Reflexões para o Ano Litúrgico. Anos A, B e C - PAPA BENTO XVI

[...]
Dilectos irmãos e irmãs, detenhamo-nos em conjunto para contemplar o Coração traspassado do Crucificado. Há pouco ouvimos mais uma vez, na breve leitura tirada da Carta de São Paulo aos Efésios que "Deus, que é rico em misericórdia, pelo grande amor com que nos amou, estando nós mortos pelas nossas culpas, deu-nos a vida juntamente com Cristo... Com Ele nos ressuscitou e nos fez sentar lá nos Céus, em Cristo Jesus" (Ef 2, 4-6). No Coração de Jesus está expresso o núcleo essencial do cristianismo, em Cristo foi-nos revelada e comunicada toda a novidade revolucionária do Evangelho: o Amor que nos salva e nos faz viver já na eternidade de Deus. O evangelista João escreve: "Deus amou de tal modo o mundo, que lhe deu o seu Filho único, para que todo o que nele crer não pereça mas tenha a vida eterna" (Jo 3, 6). Então, o seu Coração divino chama o nosso coração; convida-nos a sair de nós mesmos, a abandonar as nossas seguranças humanas para confiar nele e, seguindo o seu exemplo, a fazer de nós mesmos um dom de amor sem reservas.

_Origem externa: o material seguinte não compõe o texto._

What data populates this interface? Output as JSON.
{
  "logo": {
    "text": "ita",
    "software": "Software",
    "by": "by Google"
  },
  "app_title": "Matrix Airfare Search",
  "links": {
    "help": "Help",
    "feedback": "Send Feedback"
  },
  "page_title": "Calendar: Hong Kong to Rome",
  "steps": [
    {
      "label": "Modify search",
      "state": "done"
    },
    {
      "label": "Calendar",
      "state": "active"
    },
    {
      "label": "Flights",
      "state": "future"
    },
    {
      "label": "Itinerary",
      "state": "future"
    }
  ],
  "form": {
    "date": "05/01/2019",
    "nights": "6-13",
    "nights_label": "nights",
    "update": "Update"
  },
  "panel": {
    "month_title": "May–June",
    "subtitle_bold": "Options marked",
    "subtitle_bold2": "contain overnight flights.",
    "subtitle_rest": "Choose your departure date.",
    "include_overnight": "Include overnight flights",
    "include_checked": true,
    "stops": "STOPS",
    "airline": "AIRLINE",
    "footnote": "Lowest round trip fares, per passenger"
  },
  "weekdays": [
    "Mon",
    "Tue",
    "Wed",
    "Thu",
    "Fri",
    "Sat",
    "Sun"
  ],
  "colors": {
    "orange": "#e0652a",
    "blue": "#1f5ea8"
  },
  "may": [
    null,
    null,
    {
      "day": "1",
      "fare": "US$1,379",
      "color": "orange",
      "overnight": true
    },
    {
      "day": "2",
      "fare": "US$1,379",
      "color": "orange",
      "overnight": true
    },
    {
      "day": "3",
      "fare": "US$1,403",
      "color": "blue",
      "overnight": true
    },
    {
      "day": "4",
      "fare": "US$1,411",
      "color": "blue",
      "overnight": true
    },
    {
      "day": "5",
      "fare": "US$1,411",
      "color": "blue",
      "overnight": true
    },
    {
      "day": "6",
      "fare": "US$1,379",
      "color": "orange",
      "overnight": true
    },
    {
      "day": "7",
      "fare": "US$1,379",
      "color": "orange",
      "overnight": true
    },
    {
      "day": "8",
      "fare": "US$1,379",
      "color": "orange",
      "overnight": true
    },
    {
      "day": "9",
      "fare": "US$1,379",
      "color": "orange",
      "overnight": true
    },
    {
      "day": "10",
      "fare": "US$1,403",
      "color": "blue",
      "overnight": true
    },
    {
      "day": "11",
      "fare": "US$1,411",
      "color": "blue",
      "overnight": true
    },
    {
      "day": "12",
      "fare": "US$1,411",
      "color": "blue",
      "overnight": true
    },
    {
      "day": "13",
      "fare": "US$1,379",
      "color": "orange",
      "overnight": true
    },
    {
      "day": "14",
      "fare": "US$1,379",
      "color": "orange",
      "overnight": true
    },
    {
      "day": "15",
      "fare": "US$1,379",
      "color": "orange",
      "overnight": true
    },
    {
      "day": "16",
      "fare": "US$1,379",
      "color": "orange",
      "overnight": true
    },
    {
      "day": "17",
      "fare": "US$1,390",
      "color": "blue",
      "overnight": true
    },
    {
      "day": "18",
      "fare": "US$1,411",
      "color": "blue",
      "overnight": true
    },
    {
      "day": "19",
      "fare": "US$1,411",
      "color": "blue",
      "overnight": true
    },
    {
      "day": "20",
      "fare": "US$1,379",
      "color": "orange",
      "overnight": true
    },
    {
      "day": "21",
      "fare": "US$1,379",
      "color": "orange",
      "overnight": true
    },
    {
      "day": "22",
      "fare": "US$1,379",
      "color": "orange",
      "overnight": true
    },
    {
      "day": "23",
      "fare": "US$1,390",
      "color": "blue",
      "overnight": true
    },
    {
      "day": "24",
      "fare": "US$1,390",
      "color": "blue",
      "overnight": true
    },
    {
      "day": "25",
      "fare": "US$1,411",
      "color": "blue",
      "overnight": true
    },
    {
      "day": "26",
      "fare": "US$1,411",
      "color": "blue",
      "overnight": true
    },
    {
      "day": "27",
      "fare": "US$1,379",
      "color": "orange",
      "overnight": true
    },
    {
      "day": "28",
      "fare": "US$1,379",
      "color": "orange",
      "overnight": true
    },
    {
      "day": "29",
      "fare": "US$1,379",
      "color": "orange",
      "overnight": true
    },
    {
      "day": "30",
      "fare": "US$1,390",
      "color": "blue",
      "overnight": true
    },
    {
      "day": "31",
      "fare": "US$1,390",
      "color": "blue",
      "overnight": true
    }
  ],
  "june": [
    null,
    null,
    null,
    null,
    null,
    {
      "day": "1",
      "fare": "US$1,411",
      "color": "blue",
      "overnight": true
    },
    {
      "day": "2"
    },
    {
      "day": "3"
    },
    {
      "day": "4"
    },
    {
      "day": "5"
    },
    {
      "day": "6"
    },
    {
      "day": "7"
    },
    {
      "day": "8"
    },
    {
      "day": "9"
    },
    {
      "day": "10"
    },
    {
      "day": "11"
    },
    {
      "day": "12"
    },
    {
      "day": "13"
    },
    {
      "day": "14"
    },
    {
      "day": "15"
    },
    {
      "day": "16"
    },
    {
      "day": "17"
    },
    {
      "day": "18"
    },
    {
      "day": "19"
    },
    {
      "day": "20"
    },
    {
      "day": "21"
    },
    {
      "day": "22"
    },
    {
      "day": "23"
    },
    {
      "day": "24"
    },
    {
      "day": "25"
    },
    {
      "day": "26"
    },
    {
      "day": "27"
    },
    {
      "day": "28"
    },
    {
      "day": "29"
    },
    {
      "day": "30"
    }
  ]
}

Se é verdade que o convite de Jesus, a "permanecer no seu amor" (cf. Jo 15, 9) é para cada baptizado, na solenidade do Sacratíssimo Coração de Jesus, dia de santificação sacerdotal, tal convite ressoa com maior vigor para nós, sacerdotes, de modo particular nesta tarde, solene início do Ano sacerdotal, por mim desejado por ocasião do sesquicentenário da morte do Santo Cura d'Ars. Vem-me imediatamente ao pensamento uma sua bonita e comovedora afirmação, citada no Catecismo da Igreja Católica: "O sacerdócio é o amor do Coração de Jesus" (n. 1589). Como não recordar com emoção que directamente deste Coração brotou o dom do nosso ministério sacerdotal? Como esquecer que nós, presbíteros, fomos consagrados para servir, humilde e respeitavelmente, o sacerdócio comum dos fiéis? A nossa missão é indispensável para a Igreja e para o mundo, que requer plena fidelidade a Cristo e união incessante com Ele; ou seja, exige que tendamos constantemente para a santidade, como fez São João Maria Vianney.
[...]
A Igreja tem necessidade de sacerdotes santos; de ministros que ajudem os fiéis a experimentar o amor misericordioso do Senhor e sejam suas testemunhas convictas. Na adoração eucarística, que se seguirá à celebração das Vésperas, pediremos ao Senhor que inflame o coração de cada presbítero com a "caridade pastoral" capaz de assimilar o seu pessoal "eu" ao de Jesus Sacerdote, de maneira a poder imitá-lo na mais completa autodoação. Que nos obtenha esta graça a Virgem Maria, cujo Coração Imaculado contemplaremos amanhã com fé viva. Para Ela, o Santo Cura d'Ars nutria uma devoção filial, a tal ponto que em 1836, antecipando a proclamação do Dogma da Imaculada Conceição, já tinha consagrado a sua paróquia a Maria, "concebida sem pecado". E conservou o hábito de renovar com frequência esta oferta da paróquia à Virgem Santa, ensinando aos fiéis que "era suficiente dirigir-se a Ela para ser atendidos", pelo simples motivo que Ela "deseja sobretudo ver-nos felizes". Que nos acompanhe a Virgem Santa, nossa Mãe, no Ano sacerdotal que hoje inauguramos, a fim de que possamos ser guias sólidos e iluminados para os fiéis que o Senhor confia aos nossos cuidados pastorais. Amém!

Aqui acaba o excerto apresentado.